Because a fluctuating course often is seen in delirium, intermittent seizures may be overlooked when one is considering potential etiologies. Both nonconvulsive status epilepticus and recurrent focal or generalized seizures followed by postictal confusion can cause delirium; EEG remains essential for this diagnosis. Seizure activity spreading from an electrical focus in a mass or infarct can explain global cognitive dysfunction caused by relatively small lesions.
It is very common for patients to experience delirium at the end of life in palliative care settings. This condition, sometimes described as terminal restlessness, must be identified and treated aggressively because it is an important cause of patient and family discomfort at the end of life. It should be remembered that these patients also may be suffering from more common etiologies of delirium such as systemic infection. LABORATORY AND DIAGNOSTIC EVALUATION
A cost-effective approach to the diagnostic evaluation of delirium allows the history and physical examination to guide further tests. No established algorithm for workup will fit all delirious patients due to the staggering number of potential etiologies, but one stepwise approach is detailed in Table 34-3. If a clear precipitant is identified, such as an offending medication, further testing may not be required. If, however, no likely etiology is uncovered with initial evaluation, an aggressive search for an underlying cause should be initiated.
Basic screening labs, including a complete blood count, electrolyte panel, and tests of liver and renal function, should be obtained in all patients with delirium. In elderly patients, screening for systemic infection, including chest radiography, urinalysis and culture, and possibly blood cultures, is important. In younger individuals, serum and urine drug and toxicology screening may be appropriate early in the workup. Additional laboratory tests addressing other autoimmune, endocrinologic, metabolic, and infectious etiologies should be reserved for patients in whom the diagnosis remains unclear after initial testing.
Multiple studies have demonstrated that brain imaging in patients with delirium is often unhelpful. If, however, the initial workup is unrevealing, most clinicians quickly move toward imaging of the brain to exclude structural causes. A noncontrast computed tomography (CT) scan can identify large masses and hemorrhages but is otherwise unlikely to help determine an etiology of delirium. The ability of magnetic resonance imaging (MRI) to identify most acute ischemic strokes as well as to provide neuroanatomic detail that gives clues to possible infectious, inflammatory, neurodegenerative, and neoplastic conditions makes it the test of choice.

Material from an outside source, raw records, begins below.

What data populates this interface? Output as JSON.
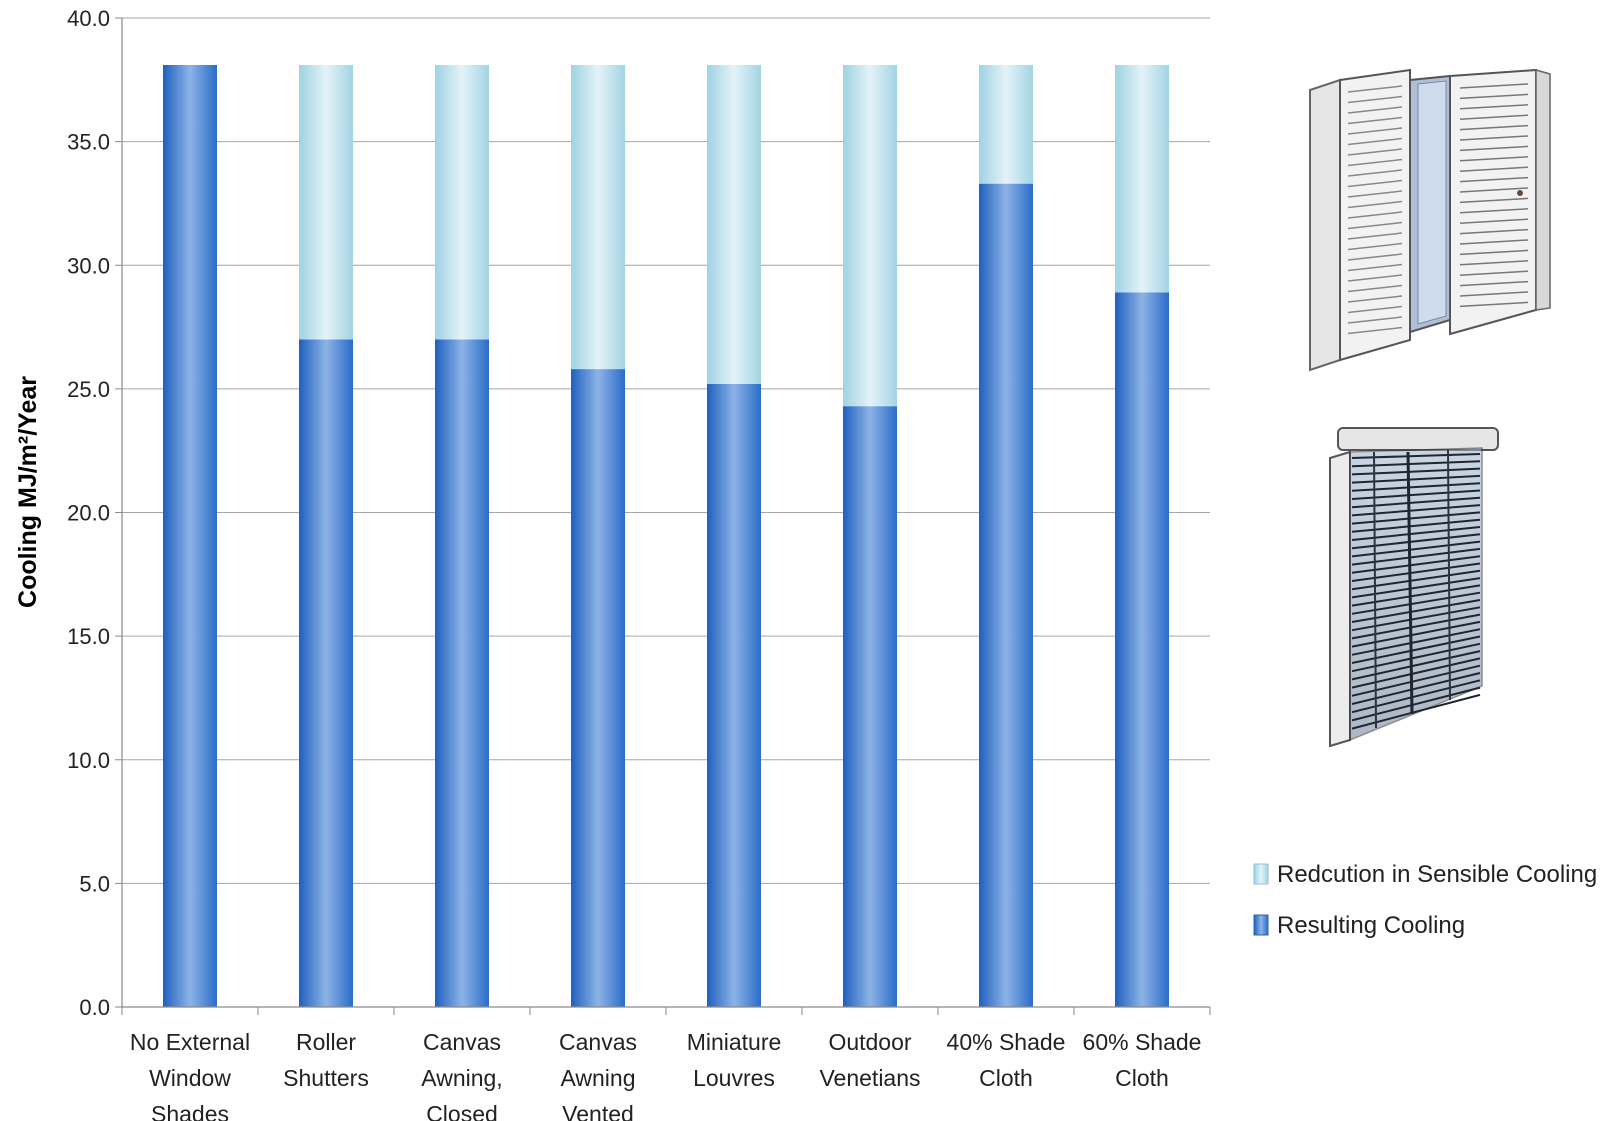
{
  "chart_data": {
    "type": "bar",
    "stacked": true,
    "title": "",
    "xlabel": "",
    "ylabel": "Cooling MJ/m²/Year",
    "ylim": [
      0,
      40
    ],
    "yticks": [
      "0.0",
      "5.0",
      "10.0",
      "15.0",
      "20.0",
      "25.0",
      "30.0",
      "35.0",
      "40.0"
    ],
    "grid": true,
    "legend_position": "right",
    "categories": [
      [
        "No External",
        "Window",
        "Shades"
      ],
      [
        "Roller",
        "Shutters"
      ],
      [
        "Canvas",
        "Awning,",
        "Closed"
      ],
      [
        "Canvas",
        "Awning",
        "Vented"
      ],
      [
        "Miniature",
        "Louvres"
      ],
      [
        "Outdoor",
        "Venetians"
      ],
      [
        "40% Shade",
        "Cloth"
      ],
      [
        "60% Shade",
        "Cloth"
      ]
    ],
    "series": [
      {
        "name": "Resulting Cooling",
        "color": "#2e6fc9",
        "values": [
          38.1,
          27.0,
          27.0,
          25.8,
          25.2,
          24.3,
          33.3,
          28.9
        ]
      },
      {
        "name": "Redcution in Sensible Cooling",
        "color": "#a9d8e8",
        "values": [
          0.0,
          11.1,
          11.1,
          12.3,
          12.9,
          13.8,
          4.8,
          9.2
        ]
      }
    ],
    "legend_order": [
      "Redcution in Sensible Cooling",
      "Resulting Cooling"
    ],
    "illustrations": [
      "hinged-louvre-shutter-image",
      "external-venetian-blind-image"
    ]
  }
}
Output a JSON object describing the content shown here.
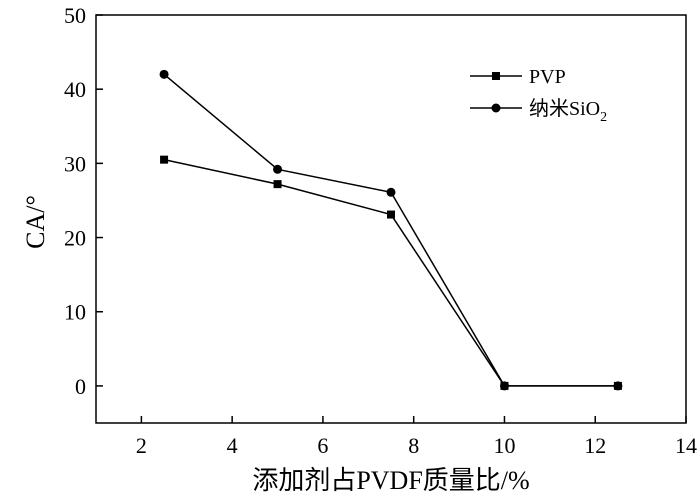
{
  "chart_data": {
    "type": "line",
    "xlabel": "添加剂占PVDF质量比/%",
    "ylabel": "CA/°",
    "xlim": [
      1,
      14
    ],
    "ylim": [
      -5,
      50
    ],
    "xticks": [
      2,
      4,
      6,
      8,
      10,
      12,
      14
    ],
    "yticks": [
      0,
      10,
      20,
      30,
      40,
      50
    ],
    "grid": false,
    "legend_position": "top-right",
    "series": [
      {
        "name": "PVP",
        "marker": "square",
        "color": "#000000",
        "x": [
          2.5,
          5,
          7.5,
          10,
          12.5
        ],
        "y": [
          30.5,
          27.2,
          23.1,
          0,
          0
        ]
      },
      {
        "name": "纳米SiO2",
        "marker": "circle",
        "color": "#000000",
        "x": [
          2.5,
          5,
          7.5,
          10,
          12.5
        ],
        "y": [
          42,
          29.2,
          26.1,
          0,
          0
        ]
      }
    ]
  },
  "legend": {
    "pvp_label": "PVP",
    "sio2_label_main": "纳米SiO",
    "sio2_label_sub": "2"
  }
}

Because MRI techniques are limited by availability, speed of imaging, patient cooperation, and contraindications, many clinicians begin with CT scanning and proceed to MRI if the etiology of delirium remains elusive.

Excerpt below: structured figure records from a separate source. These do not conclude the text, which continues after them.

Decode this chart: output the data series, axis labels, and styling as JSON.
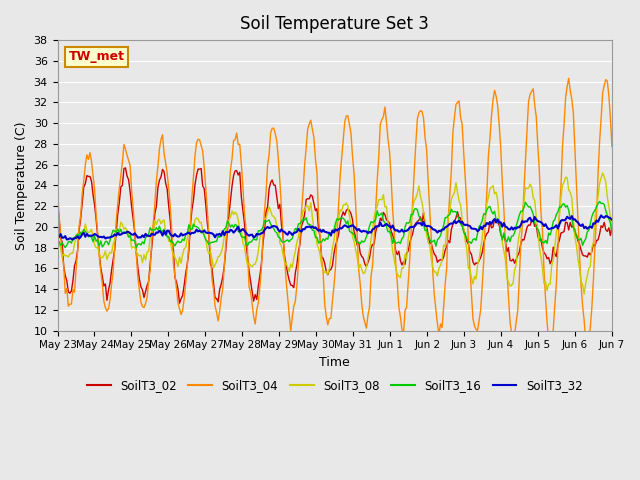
{
  "title": "Soil Temperature Set 3",
  "xlabel": "Time",
  "ylabel": "Soil Temperature (C)",
  "ylim": [
    10,
    38
  ],
  "yticks": [
    10,
    12,
    14,
    16,
    18,
    20,
    22,
    24,
    26,
    28,
    30,
    32,
    34,
    36,
    38
  ],
  "background_color": "#e8e8e8",
  "series_colors": {
    "SoilT3_02": "#cc0000",
    "SoilT3_04": "#ff8800",
    "SoilT3_08": "#cccc00",
    "SoilT3_16": "#00cc00",
    "SoilT3_32": "#0000cc"
  },
  "xtick_labels": [
    "May 23",
    "May 24",
    "May 25",
    "May 26",
    "May 27",
    "May 28",
    "May 29",
    "May 30",
    "May 31",
    "Jun 1",
    "Jun 2",
    "Jun 3",
    "Jun 4",
    "Jun 5",
    "Jun 6",
    "Jun 7"
  ],
  "annotation_text": "TW_met",
  "annotation_color": "#cc0000",
  "annotation_bg": "#ffffcc",
  "annotation_border": "#cc8800"
}
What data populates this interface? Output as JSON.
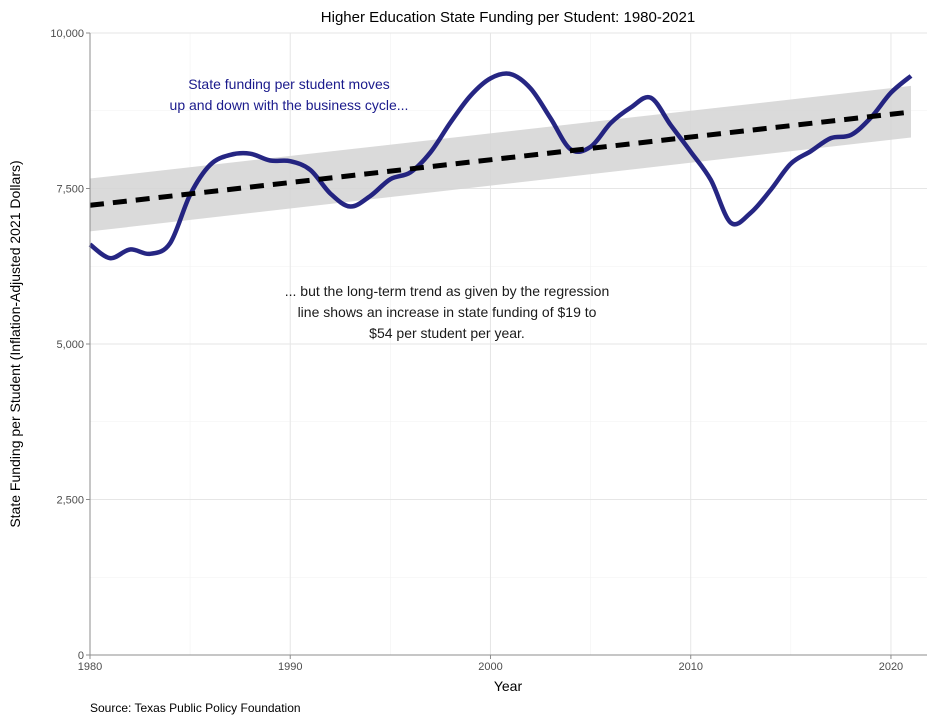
{
  "chart_data": {
    "type": "line",
    "title": "Higher Education State Funding per Student: 1980-2021",
    "xlabel": "Year",
    "ylabel": "State Funding per Student (Inflation-Adjusted 2021 Dollars)",
    "xlim": [
      1980,
      2021.8
    ],
    "ylim": [
      0,
      10000
    ],
    "x_ticks": [
      1980,
      1990,
      2000,
      2010,
      2020
    ],
    "y_ticks": [
      0,
      2500,
      5000,
      7500,
      10000
    ],
    "x_tick_labels": [
      "1980",
      "1990",
      "2000",
      "2010",
      "2020"
    ],
    "y_tick_labels": [
      "0",
      "2,500",
      "5,000",
      "7,500",
      "10,000"
    ],
    "grid": true,
    "series": [
      {
        "color": "#141478",
        "style": "solid",
        "x": [
          1980,
          1981,
          1982,
          1983,
          1984,
          1985,
          1986,
          1987,
          1988,
          1989,
          1990,
          1991,
          1992,
          1993,
          1994,
          1995,
          1996,
          1997,
          1998,
          1999,
          2000,
          2001,
          2002,
          2003,
          2004,
          2005,
          2006,
          2007,
          2008,
          2009,
          2010,
          2011,
          2012,
          2013,
          2014,
          2015,
          2016,
          2017,
          2018,
          2019,
          2020,
          2021
        ],
        "values": [
          6600,
          6380,
          6520,
          6450,
          6620,
          7400,
          7880,
          8040,
          8060,
          7950,
          7940,
          7800,
          7420,
          7210,
          7380,
          7650,
          7760,
          8080,
          8560,
          8990,
          9270,
          9340,
          9110,
          8630,
          8130,
          8170,
          8550,
          8800,
          8960,
          8520,
          8090,
          7640,
          6950,
          7110,
          7480,
          7900,
          8100,
          8310,
          8360,
          8640,
          9040,
          9310
        ]
      },
      {
        "color": "#000000",
        "style": "dashed",
        "x": [
          1980,
          2021
        ],
        "values": [
          7230,
          8730
        ]
      }
    ],
    "confidence_band": {
      "color": "#d3d3d3",
      "x": [
        1980,
        2021
      ],
      "lower": [
        6810,
        8320
      ],
      "upper": [
        7660,
        9150
      ]
    },
    "annotations": [
      {
        "lines": [
          "State funding per student moves",
          "up and down with the business cycle..."
        ],
        "color": "#1a1a8c"
      },
      {
        "lines": [
          "... but the long-term trend as given by the regression",
          "line shows an increase in state funding of $19 to",
          "$54 per student per year."
        ],
        "color": "#1a1a1a"
      }
    ],
    "caption": "Source: Texas Public Policy Foundation"
  }
}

Lumbar puncture (LP) must be obtained immediately after appropriate neuroimaging in all patients in whom CNS infection is suspected. Spinal fluid examination can also be useful in identifying inflammatory and neoplastic conditions. As a result, LP should be considered in any delirious patient with a negative workup. EEG does not have a routine role in the workup of delirium, but it remains invaluable if seizure-related etiologies are considered.